For many of the women I work with, this is the most radical and terrifying thing I ask of them. And the most transformative.
You Are Not Losing Your Mind. You Are Being Called to Listen.
Anxiety in perimenopause is not a sign that you are falling apart. It is a sign that your body — intelligent, adaptive, and extraordinarily honest — is asking to be heard.
It is asking for less cortisol and more calm. For less override and more attunement. For less white-knuckling through and more willingness to feel what is actually here.
The women who move through this transition with the most grace are not the ones who suffered least. They are the ones who learned to stop fighting their own nervous systems. Who understood what was happening inside them. Who found the tools — and the space — to come back to themselves.

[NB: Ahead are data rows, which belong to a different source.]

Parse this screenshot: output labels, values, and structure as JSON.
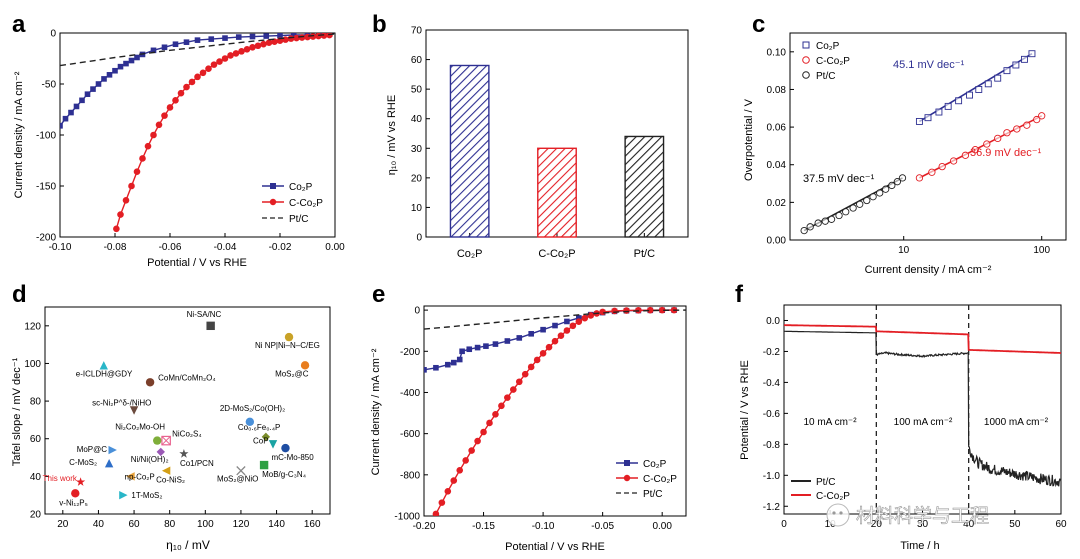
{
  "colors": {
    "co2p": "#2e3092",
    "cco2p": "#e31e24",
    "ptc": "#222222"
  },
  "watermark": "材料科学与工程",
  "chart_data": [
    {
      "panel": "a",
      "type": "line",
      "xlabel": "Potential / V vs RHE",
      "ylabel": "Current density / mA cm⁻²",
      "xlim": [
        -0.1,
        0.0
      ],
      "ylim": [
        -200,
        0
      ],
      "xticks": [
        -0.1,
        -0.08,
        -0.06,
        -0.04,
        -0.02,
        0.0
      ],
      "xtick_labels": [
        "-0.10",
        "-0.08",
        "-0.06",
        "-0.04",
        "-0.02",
        "0.00"
      ],
      "yticks": [
        -200,
        -150,
        -100,
        -50,
        0
      ],
      "ytick_labels": [
        "-200",
        "-150",
        "-100",
        "-50",
        "0"
      ],
      "legend": "bottom-right",
      "series": [
        {
          "name": "Co₂P",
          "style": "line-square",
          "color": "#2e3092",
          "x": [
            -0.1,
            -0.098,
            -0.096,
            -0.094,
            -0.092,
            -0.09,
            -0.088,
            -0.086,
            -0.084,
            -0.082,
            -0.08,
            -0.078,
            -0.076,
            -0.074,
            -0.072,
            -0.07,
            -0.066,
            -0.062,
            -0.058,
            -0.054,
            -0.05,
            -0.045,
            -0.04,
            -0.035,
            -0.03,
            -0.025,
            -0.02,
            -0.015,
            -0.01,
            -0.005,
            -0.002
          ],
          "y": [
            -91,
            -84,
            -78,
            -72,
            -66,
            -60,
            -55,
            -50,
            -45,
            -41,
            -37,
            -33,
            -30,
            -27,
            -24,
            -21,
            -17,
            -14,
            -11,
            -9,
            -7,
            -6,
            -5,
            -4,
            -3.5,
            -3,
            -2.5,
            -2,
            -2,
            -1.5,
            -1
          ]
        },
        {
          "name": "C-Co₂P",
          "style": "line-circle",
          "color": "#e31e24",
          "x": [
            -0.0795,
            -0.078,
            -0.076,
            -0.074,
            -0.072,
            -0.07,
            -0.068,
            -0.066,
            -0.064,
            -0.062,
            -0.06,
            -0.058,
            -0.056,
            -0.054,
            -0.052,
            -0.05,
            -0.048,
            -0.046,
            -0.044,
            -0.042,
            -0.04,
            -0.038,
            -0.036,
            -0.034,
            -0.032,
            -0.03,
            -0.028,
            -0.026,
            -0.024,
            -0.022,
            -0.02,
            -0.018,
            -0.016,
            -0.014,
            -0.012,
            -0.01,
            -0.008,
            -0.006,
            -0.004,
            -0.002
          ],
          "y": [
            -192,
            -178,
            -164,
            -150,
            -136,
            -123,
            -111,
            -100,
            -90,
            -81,
            -73,
            -66,
            -59,
            -53,
            -48,
            -43,
            -39,
            -35,
            -31,
            -28,
            -25,
            -22,
            -20,
            -18,
            -16,
            -14,
            -12.5,
            -11,
            -9.5,
            -8.5,
            -7.5,
            -6.5,
            -5.5,
            -5,
            -4.5,
            -4,
            -3.5,
            -3,
            -2.5,
            -2
          ]
        },
        {
          "name": "Pt/C",
          "style": "dash",
          "color": "#222222",
          "x": [
            -0.1,
            -0.09,
            -0.08,
            -0.07,
            -0.06,
            -0.05,
            -0.04,
            -0.03,
            -0.02,
            -0.01,
            0.0
          ],
          "y": [
            -32,
            -28,
            -24,
            -20.5,
            -17,
            -14,
            -11,
            -8,
            -5.5,
            -3,
            -1
          ]
        }
      ]
    },
    {
      "panel": "b",
      "type": "bar",
      "ylabel": "η₁₀ / mV vs RHE",
      "ylim": [
        0,
        70
      ],
      "yticks": [
        0,
        10,
        20,
        30,
        40,
        50,
        60,
        70
      ],
      "ytick_labels": [
        "0",
        "10",
        "20",
        "30",
        "40",
        "50",
        "60",
        "70"
      ],
      "categories": [
        "Co₂P",
        "C-Co₂P",
        "Pt/C"
      ],
      "values": [
        58,
        30,
        34
      ],
      "bar_colors": [
        "#2e3092",
        "#e31e24",
        "#222222"
      ]
    },
    {
      "panel": "c",
      "type": "scatter",
      "xlabel": "Current density / mA cm⁻²",
      "ylabel": "Overpotential / V",
      "xscale": "log",
      "xlim": [
        1.5,
        150
      ],
      "ylim": [
        0,
        0.11
      ],
      "xticks": [
        10,
        100
      ],
      "xtick_labels": [
        "10",
        "100"
      ],
      "yticks": [
        0,
        0.02,
        0.04,
        0.06,
        0.08,
        0.1
      ],
      "ytick_labels": [
        "0.00",
        "0.02",
        "0.04",
        "0.06",
        "0.08",
        "0.10"
      ],
      "legend": "top-left",
      "annotations": [
        "45.1 mV dec⁻¹",
        "36.9 mV dec⁻¹",
        "37.5 mV dec⁻¹"
      ],
      "series": [
        {
          "name": "Co₂P",
          "marker": "square",
          "color": "#2e3092",
          "x": [
            13,
            15,
            18,
            21,
            25,
            30,
            35,
            41,
            48,
            56,
            65,
            75,
            85
          ],
          "y": [
            0.063,
            0.065,
            0.068,
            0.071,
            0.074,
            0.077,
            0.08,
            0.083,
            0.086,
            0.09,
            0.093,
            0.096,
            0.099
          ]
        },
        {
          "name": "C-Co₂P",
          "marker": "circle",
          "color": "#e31e24",
          "x": [
            13,
            16,
            19,
            23,
            28,
            33,
            40,
            48,
            56,
            66,
            78,
            92,
            100
          ],
          "y": [
            0.033,
            0.036,
            0.039,
            0.042,
            0.045,
            0.048,
            0.051,
            0.054,
            0.057,
            0.059,
            0.061,
            0.064,
            0.066
          ]
        },
        {
          "name": "Pt/C",
          "marker": "circle",
          "color": "#222222",
          "x": [
            1.9,
            2.1,
            2.4,
            2.7,
            3.0,
            3.4,
            3.8,
            4.3,
            4.8,
            5.4,
            6.0,
            6.7,
            7.4,
            8.2,
            9.0,
            9.8
          ],
          "y": [
            0.005,
            0.007,
            0.009,
            0.01,
            0.011,
            0.013,
            0.015,
            0.017,
            0.019,
            0.021,
            0.023,
            0.025,
            0.027,
            0.029,
            0.031,
            0.033
          ]
        }
      ]
    },
    {
      "panel": "d",
      "type": "scatter",
      "xlabel": "η₁₀ / mV",
      "ylabel": "Tafel slope / mV dec⁻¹",
      "xlim": [
        10,
        170
      ],
      "ylim": [
        20,
        130
      ],
      "xticks": [
        20,
        40,
        60,
        80,
        100,
        120,
        140,
        160
      ],
      "xtick_labels": [
        "20",
        "40",
        "60",
        "80",
        "100",
        "120",
        "140",
        "160"
      ],
      "yticks": [
        20,
        40,
        60,
        80,
        100,
        120
      ],
      "ytick_labels": [
        "20",
        "40",
        "60",
        "80",
        "100",
        "120"
      ],
      "points": [
        {
          "label": "Ni-SA/NC",
          "x": 103,
          "y": 120,
          "color": "#444444",
          "marker": "square"
        },
        {
          "label": "Ni NP|Ni–N–C/EG",
          "x": 147,
          "y": 114,
          "color": "#c9a227",
          "marker": "circle"
        },
        {
          "label": "MoS₂@C",
          "x": 156,
          "y": 99,
          "color": "#e87d1e",
          "marker": "circle"
        },
        {
          "label": "e-ICLDH@GDY",
          "x": 43,
          "y": 99,
          "color": "#29b6c8",
          "marker": "triangle"
        },
        {
          "label": "CoMn/CoMn₂O₄",
          "x": 69,
          "y": 90,
          "color": "#7b3f2b",
          "marker": "circle"
        },
        {
          "label": "sc-Ni₂P^δ-/NiHO",
          "x": 60,
          "y": 75,
          "color": "#6b4b3e",
          "marker": "triangle-down"
        },
        {
          "label": "2D-MoS₂/Co(OH)₂",
          "x": 125,
          "y": 69,
          "color": "#4a90d9",
          "marker": "circle"
        },
        {
          "label": "Co₀.₆Fe₀.₄P",
          "x": 134,
          "y": 61,
          "color": "#7a8c2a",
          "marker": "diamond"
        },
        {
          "label": "Ni₂Co₂Mo-OH",
          "x": 73,
          "y": 59,
          "color": "#7fae3a",
          "marker": "circle"
        },
        {
          "label": "NiCo₂S₄",
          "x": 78,
          "y": 59,
          "color": "#e8638f",
          "marker": "cross"
        },
        {
          "label": "MoP@C",
          "x": 48,
          "y": 54,
          "color": "#4a90d9",
          "marker": "triangle-right"
        },
        {
          "label": "CoP",
          "x": 138,
          "y": 57,
          "color": "#1aa3a3",
          "marker": "triangle-down"
        },
        {
          "label": "mC-Mo-850",
          "x": 145,
          "y": 55,
          "color": "#1f4ea3",
          "marker": "circle"
        },
        {
          "label": "Ni/Ni(OH)₂",
          "x": 75,
          "y": 53,
          "color": "#9b59b6",
          "marker": "diamond"
        },
        {
          "label": "Co1/PCN",
          "x": 88,
          "y": 52,
          "color": "#555555",
          "marker": "star"
        },
        {
          "label": "C-MoS₂",
          "x": 46,
          "y": 47,
          "color": "#2e6ec8",
          "marker": "triangle"
        },
        {
          "label": "Co-NiS₂",
          "x": 78,
          "y": 43,
          "color": "#d4a017",
          "marker": "triangle-left"
        },
        {
          "label": "MoB/g-C₃N₄",
          "x": 133,
          "y": 46,
          "color": "#2ea043",
          "marker": "square"
        },
        {
          "label": "MoS₂@NiO",
          "x": 120,
          "y": 43,
          "color": "#888888",
          "marker": "x"
        },
        {
          "label": "This work",
          "x": 30,
          "y": 37,
          "color": "#e31e24",
          "marker": "star"
        },
        {
          "label": "np-Co₂P",
          "x": 58,
          "y": 40,
          "color": "#e8a23a",
          "marker": "triangle-left"
        },
        {
          "label": "v-Ni₁₂P₅",
          "x": 27,
          "y": 31,
          "color": "#e31e24",
          "marker": "circle"
        },
        {
          "label": "1T-MoS₂",
          "x": 54,
          "y": 30,
          "color": "#29b6c8",
          "marker": "triangle-right"
        }
      ]
    },
    {
      "panel": "e",
      "type": "line",
      "xlabel": "Potential / V vs RHE",
      "ylabel": "Current density / mA cm⁻²",
      "xlim": [
        -0.2,
        0.02
      ],
      "ylim": [
        -1000,
        20
      ],
      "xticks": [
        -0.2,
        -0.15,
        -0.1,
        -0.05,
        0.0
      ],
      "xtick_labels": [
        "-0.20",
        "-0.15",
        "-0.10",
        "-0.05",
        "0.00"
      ],
      "yticks": [
        -1000,
        -800,
        -600,
        -400,
        -200,
        0
      ],
      "ytick_labels": [
        "-1000",
        "-800",
        "-600",
        "-400",
        "-200",
        "0"
      ],
      "legend": "bottom-right",
      "series": [
        {
          "name": "Co₂P",
          "style": "line-square",
          "color": "#2e3092",
          "x": [
            -0.2,
            -0.19,
            -0.18,
            -0.175,
            -0.17,
            -0.168,
            -0.162,
            -0.155,
            -0.148,
            -0.14,
            -0.13,
            -0.12,
            -0.11,
            -0.1,
            -0.09,
            -0.08,
            -0.07,
            -0.06,
            -0.05,
            -0.04,
            -0.03,
            -0.02,
            -0.01,
            0.0,
            0.01
          ],
          "y": [
            -290,
            -280,
            -265,
            -255,
            -240,
            -200,
            -190,
            -182,
            -175,
            -165,
            -150,
            -135,
            -115,
            -95,
            -75,
            -55,
            -38,
            -22,
            -12,
            -6,
            -3,
            -2,
            -1,
            -0.5,
            0
          ]
        },
        {
          "name": "C-Co₂P",
          "style": "line-circle",
          "color": "#e31e24",
          "x": [
            -0.19,
            -0.185,
            -0.18,
            -0.175,
            -0.17,
            -0.165,
            -0.16,
            -0.155,
            -0.15,
            -0.145,
            -0.14,
            -0.135,
            -0.13,
            -0.125,
            -0.12,
            -0.115,
            -0.11,
            -0.105,
            -0.1,
            -0.095,
            -0.09,
            -0.085,
            -0.08,
            -0.075,
            -0.07,
            -0.065,
            -0.06,
            -0.055,
            -0.05,
            -0.04,
            -0.03,
            -0.02,
            -0.01,
            0.0,
            0.01
          ],
          "y": [
            -990,
            -935,
            -880,
            -828,
            -778,
            -730,
            -682,
            -636,
            -592,
            -548,
            -506,
            -465,
            -425,
            -386,
            -348,
            -311,
            -276,
            -242,
            -210,
            -180,
            -151,
            -124,
            -99,
            -76,
            -56,
            -39,
            -26,
            -16,
            -9,
            -4,
            -2,
            -1,
            -0.5,
            0,
            0
          ]
        },
        {
          "name": "Pt/C",
          "style": "dash",
          "color": "#222222",
          "x": [
            -0.2,
            -0.18,
            -0.16,
            -0.14,
            -0.12,
            -0.1,
            -0.08,
            -0.06,
            -0.04,
            -0.02,
            0.0,
            0.02
          ],
          "y": [
            -92,
            -82,
            -71,
            -60,
            -49,
            -38,
            -28,
            -18,
            -10,
            -4,
            -1,
            0
          ]
        }
      ]
    },
    {
      "panel": "f",
      "type": "line",
      "xlabel": "Time / h",
      "ylabel": "Potential / V vs RHE",
      "xlim": [
        0,
        60
      ],
      "ylim": [
        -1.25,
        0.1
      ],
      "xticks": [
        0,
        10,
        20,
        30,
        40,
        50,
        60
      ],
      "xtick_labels": [
        "0",
        "10",
        "20",
        "30",
        "40",
        "50",
        "60"
      ],
      "yticks": [
        -1.2,
        -1.0,
        -0.8,
        -0.6,
        -0.4,
        -0.2,
        0.0
      ],
      "ytick_labels": [
        "-1.2",
        "-1.0",
        "-0.8",
        "-0.6",
        "-0.4",
        "-0.2",
        "0.0"
      ],
      "dividers": [
        20,
        40
      ],
      "regions": [
        "10 mA cm⁻²",
        "100 mA cm⁻²",
        "1000 mA cm⁻²"
      ],
      "legend": "bottom-left",
      "series": [
        {
          "name": "Pt/C",
          "color": "#222222",
          "x": [
            0,
            10,
            19.9,
            20,
            22,
            25,
            30,
            35,
            39.9,
            40,
            41,
            42,
            45,
            50,
            55,
            60
          ],
          "y": [
            -0.07,
            -0.075,
            -0.08,
            -0.22,
            -0.21,
            -0.22,
            -0.23,
            -0.22,
            -0.21,
            -0.82,
            -0.88,
            -0.92,
            -0.96,
            -0.99,
            -1.02,
            -1.04
          ]
        },
        {
          "name": "C-Co₂P",
          "color": "#e31e24",
          "x": [
            0,
            10,
            19.9,
            20,
            30,
            39.9,
            40,
            50,
            60
          ],
          "y": [
            -0.03,
            -0.035,
            -0.04,
            -0.07,
            -0.08,
            -0.09,
            -0.19,
            -0.2,
            -0.21
          ]
        }
      ]
    }
  ]
}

That quiet place of safety exists inside you. I know this not only as a clinician, but as a woman who spent years unable to find it — and who eventually did.
It has not gone anywhere. It is simply waiting for you to pause long enough to find your way back.
Dr Maria-Elena Lukeides is a Clinical Psychologist specialising in women's mental health through the perimenopause and menopause transition. She works at the intersection of neuroscience, compassion-focused therapy, breathwork and mindfulness — and runs Pause with a Purpose, an immersive retreat for women in this transition.